Monday, October 12, 2009

A Touching Article Written by a 4PD Clerkship Student



On The Shoulders of Giants
by Jena Koshaish, 4PD Student, St. Pete Campus

It’s 7:55 am and I’m checking a random vancomycin level from one of my patients drawn earlier this morning. The level is 25.5; darn, we over shot! But it’ll be ok because they have pneumonia and acute respiratory failure, we’ll need troughs around 20 to be aggressive. I’ll have to see them first and figure out what happened. I ask myself:

•Are they still on pressors (norepinephrine, vasopressin)?
•They came in septic, how is their renal function?
•What is their urine output?
•Did we draw cultures?
•Is this still empiric therapy or are we dealing with MRSA?

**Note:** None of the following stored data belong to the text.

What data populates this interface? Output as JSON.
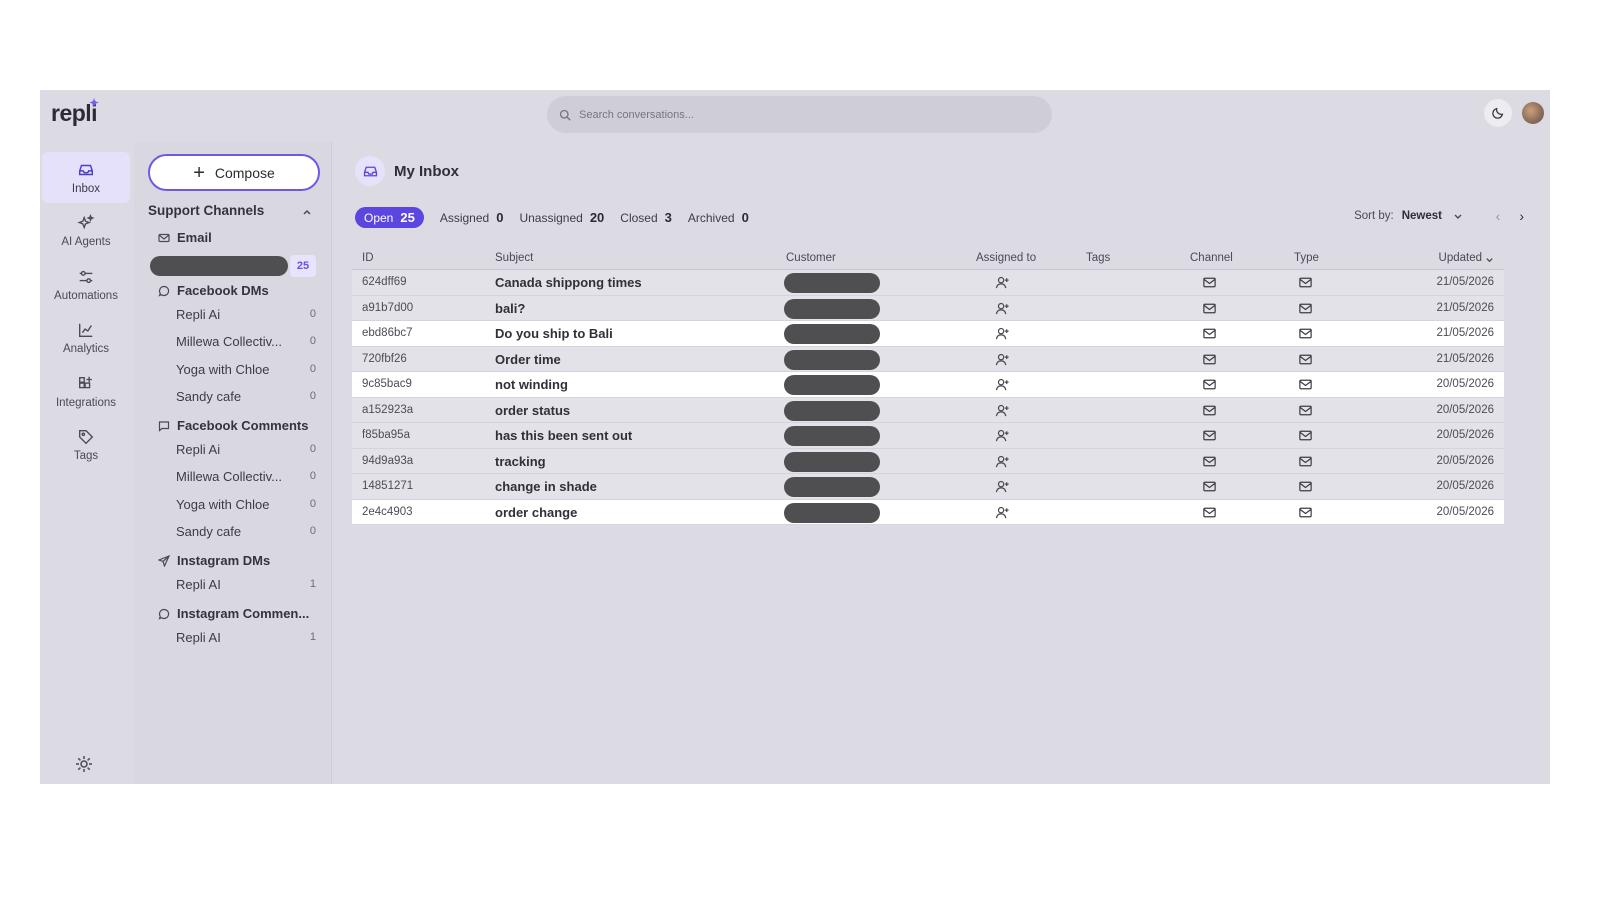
{
  "app": {
    "logo": "repli"
  },
  "search": {
    "placeholder": "Search conversations..."
  },
  "nav": {
    "items": [
      {
        "label": "Inbox",
        "icon": "inbox-icon",
        "active": true
      },
      {
        "label": "AI Agents",
        "icon": "sparkles-icon"
      },
      {
        "label": "Automations",
        "icon": "sliders-icon"
      },
      {
        "label": "Analytics",
        "icon": "chart-line-icon"
      },
      {
        "label": "Integrations",
        "icon": "grid-plus-icon"
      },
      {
        "label": "Tags",
        "icon": "tag-icon"
      }
    ]
  },
  "channels": {
    "compose_label": "Compose",
    "section_title": "Support Channels",
    "email": {
      "title": "Email",
      "count": "25"
    },
    "facebook_dms": {
      "title": "Facebook DMs",
      "items": [
        {
          "name": "Repli Ai",
          "count": "0"
        },
        {
          "name": "Millewa Collectiv...",
          "count": "0"
        },
        {
          "name": "Yoga with Chloe",
          "count": "0"
        },
        {
          "name": "Sandy cafe",
          "count": "0"
        }
      ]
    },
    "facebook_comments": {
      "title": "Facebook Comments",
      "items": [
        {
          "name": "Repli Ai",
          "count": "0"
        },
        {
          "name": "Millewa Collectiv...",
          "count": "0"
        },
        {
          "name": "Yoga with Chloe",
          "count": "0"
        },
        {
          "name": "Sandy cafe",
          "count": "0"
        }
      ]
    },
    "instagram_dms": {
      "title": "Instagram DMs",
      "items": [
        {
          "name": "Repli AI",
          "count": "1"
        }
      ]
    },
    "instagram_comments": {
      "title": "Instagram Commen...",
      "items": [
        {
          "name": "Repli AI",
          "count": "1"
        }
      ]
    }
  },
  "inbox": {
    "title": "My Inbox",
    "filters": [
      {
        "label": "Open",
        "count": "25",
        "active": true
      },
      {
        "label": "Assigned",
        "count": "0"
      },
      {
        "label": "Unassigned",
        "count": "20"
      },
      {
        "label": "Closed",
        "count": "3"
      },
      {
        "label": "Archived",
        "count": "0"
      }
    ],
    "sort_label": "Sort by:",
    "sort_value": "Newest",
    "columns": {
      "id": "ID",
      "subject": "Subject",
      "customer": "Customer",
      "assigned": "Assigned to",
      "tags": "Tags",
      "channel": "Channel",
      "type": "Type",
      "updated": "Updated"
    },
    "rows": [
      {
        "id": "624dff69",
        "subject": "Canada shippong times",
        "updated": "21/05/2026",
        "unread": false
      },
      {
        "id": "a91b7d00",
        "subject": "bali?",
        "updated": "21/05/2026",
        "unread": false
      },
      {
        "id": "ebd86bc7",
        "subject": "Do you ship to Bali",
        "updated": "21/05/2026",
        "unread": true
      },
      {
        "id": "720fbf26",
        "subject": "Order time",
        "updated": "21/05/2026",
        "unread": false
      },
      {
        "id": "9c85bac9",
        "subject": "not winding",
        "updated": "20/05/2026",
        "unread": true
      },
      {
        "id": "a152923a",
        "subject": "order status",
        "updated": "20/05/2026",
        "unread": false
      },
      {
        "id": "f85ba95a",
        "subject": "has this been sent out",
        "updated": "20/05/2026",
        "unread": false
      },
      {
        "id": "94d9a93a",
        "subject": "tracking",
        "updated": "20/05/2026",
        "unread": false
      },
      {
        "id": "14851271",
        "subject": "change in shade",
        "updated": "20/05/2026",
        "unread": false
      },
      {
        "id": "2e4c4903",
        "subject": "order change",
        "updated": "20/05/2026",
        "unread": true
      }
    ]
  },
  "colors": {
    "accent": "#5b46e0",
    "redaction": "#4f4f52"
  }
}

These are just a few of the questions I’ve been trained to ask in the intensive care unit at Lakeland Regional Medical Center.

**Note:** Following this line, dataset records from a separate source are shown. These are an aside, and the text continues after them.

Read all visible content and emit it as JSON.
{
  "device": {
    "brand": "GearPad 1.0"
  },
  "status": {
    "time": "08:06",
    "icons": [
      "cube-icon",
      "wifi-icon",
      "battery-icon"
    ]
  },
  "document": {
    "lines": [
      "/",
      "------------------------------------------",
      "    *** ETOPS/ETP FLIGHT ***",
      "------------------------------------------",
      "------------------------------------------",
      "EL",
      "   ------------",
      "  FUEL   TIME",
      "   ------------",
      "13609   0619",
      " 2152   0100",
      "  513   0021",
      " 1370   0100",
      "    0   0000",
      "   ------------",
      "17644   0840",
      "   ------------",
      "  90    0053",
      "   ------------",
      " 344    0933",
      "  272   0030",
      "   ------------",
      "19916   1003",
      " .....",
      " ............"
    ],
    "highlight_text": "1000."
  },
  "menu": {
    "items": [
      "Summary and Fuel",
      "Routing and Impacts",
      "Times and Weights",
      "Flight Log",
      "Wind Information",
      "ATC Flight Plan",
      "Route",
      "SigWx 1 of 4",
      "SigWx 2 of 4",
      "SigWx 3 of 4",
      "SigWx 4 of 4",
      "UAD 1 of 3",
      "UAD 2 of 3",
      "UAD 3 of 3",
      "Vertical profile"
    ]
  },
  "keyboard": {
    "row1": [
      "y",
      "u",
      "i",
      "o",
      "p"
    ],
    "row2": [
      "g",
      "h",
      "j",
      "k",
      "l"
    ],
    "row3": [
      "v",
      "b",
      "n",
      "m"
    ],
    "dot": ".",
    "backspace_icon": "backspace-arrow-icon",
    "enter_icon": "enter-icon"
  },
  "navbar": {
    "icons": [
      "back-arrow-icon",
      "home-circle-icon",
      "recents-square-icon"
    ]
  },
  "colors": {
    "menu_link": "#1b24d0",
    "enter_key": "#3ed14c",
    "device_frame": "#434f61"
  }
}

Working the ICU is one of the most exciting places in the hospital. Usually patients are on several medications, titrated to keep the patient as hemodynamically stable and comfortable as possible while their body recovers from the trauma or illness. Pharmacists play a key role in the ICU by titrating pain and sedation medications, dosing antibiotics, optimizing blood glucose control, renally adjusting medications, monitoring therapeutic outcomes, choosing appropriate therapy for a given patient, ensuring that evidenced based medicine is practiced by referring to guidelines and primary literature to resolve questions, and as a medication expert for nurses and physicians.

During my rotation I had the privilege to work with three amazing critical care pharmacists who pushed me each and every day to expand my knowledge of the commonly used drugs in the ICU. On my first day of the rotation I assisted with CPR during a code. As I walked into the dimly lit room, the patient’s family members were standing in the corner of the room with tears welling in their eyes as their grandmother/mother was dying right in front of them. The patient was intubated and the nurse had already begun chest compressions when I entered the room. My preceptor asked if I was comfortable giving chest compressions, I nodded yes. He took my white coat and I walk toward the patient’s bed. The nurse asked me if I was ready. I thought, ready as I’ll ever be. But I just nodded yes.

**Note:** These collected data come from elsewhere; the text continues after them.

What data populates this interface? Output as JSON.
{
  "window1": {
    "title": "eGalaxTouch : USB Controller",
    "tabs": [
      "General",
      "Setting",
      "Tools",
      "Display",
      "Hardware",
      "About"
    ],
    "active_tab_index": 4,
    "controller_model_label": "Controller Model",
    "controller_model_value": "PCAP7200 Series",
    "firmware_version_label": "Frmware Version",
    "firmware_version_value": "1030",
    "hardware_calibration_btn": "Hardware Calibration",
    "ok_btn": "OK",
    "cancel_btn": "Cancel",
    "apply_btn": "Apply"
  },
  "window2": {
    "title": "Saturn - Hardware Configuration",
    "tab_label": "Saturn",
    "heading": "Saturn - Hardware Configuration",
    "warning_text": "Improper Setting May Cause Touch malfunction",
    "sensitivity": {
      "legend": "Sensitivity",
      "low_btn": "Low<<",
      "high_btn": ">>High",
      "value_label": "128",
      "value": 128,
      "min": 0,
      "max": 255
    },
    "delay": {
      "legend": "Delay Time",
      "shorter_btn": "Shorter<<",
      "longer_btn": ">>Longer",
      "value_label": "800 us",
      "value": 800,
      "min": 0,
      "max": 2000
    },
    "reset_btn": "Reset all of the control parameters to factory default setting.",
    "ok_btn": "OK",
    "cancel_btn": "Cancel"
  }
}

She stopped compressions and I quickly aligned my hands, one on top of the other, over the patient’s chest. As I pushed down on her chest, I heard the tubing of the ventilator crackling in her bronchioles and blood was coming up from the ET tube. It was the scariest thing I’ve ever done. After about a minute and a half I asked my preceptor if I could be relieved. Shortly thereafter the physician came into the room with another family member and told us to hold CPR; the patient’s family had signed the DNR. The nurse took her hands off the patient’s chest, the ventilator and pumps were turned off, and most of the staff in the room left. I washed my hands, put my coat back on and followed my preceptor out of the room. It was perhaps the saddest, most thrilling thing I’ve ever witnessed. From then on I knew this would be a very different rotation, but most of all it would be the best rotation I’ve had so far.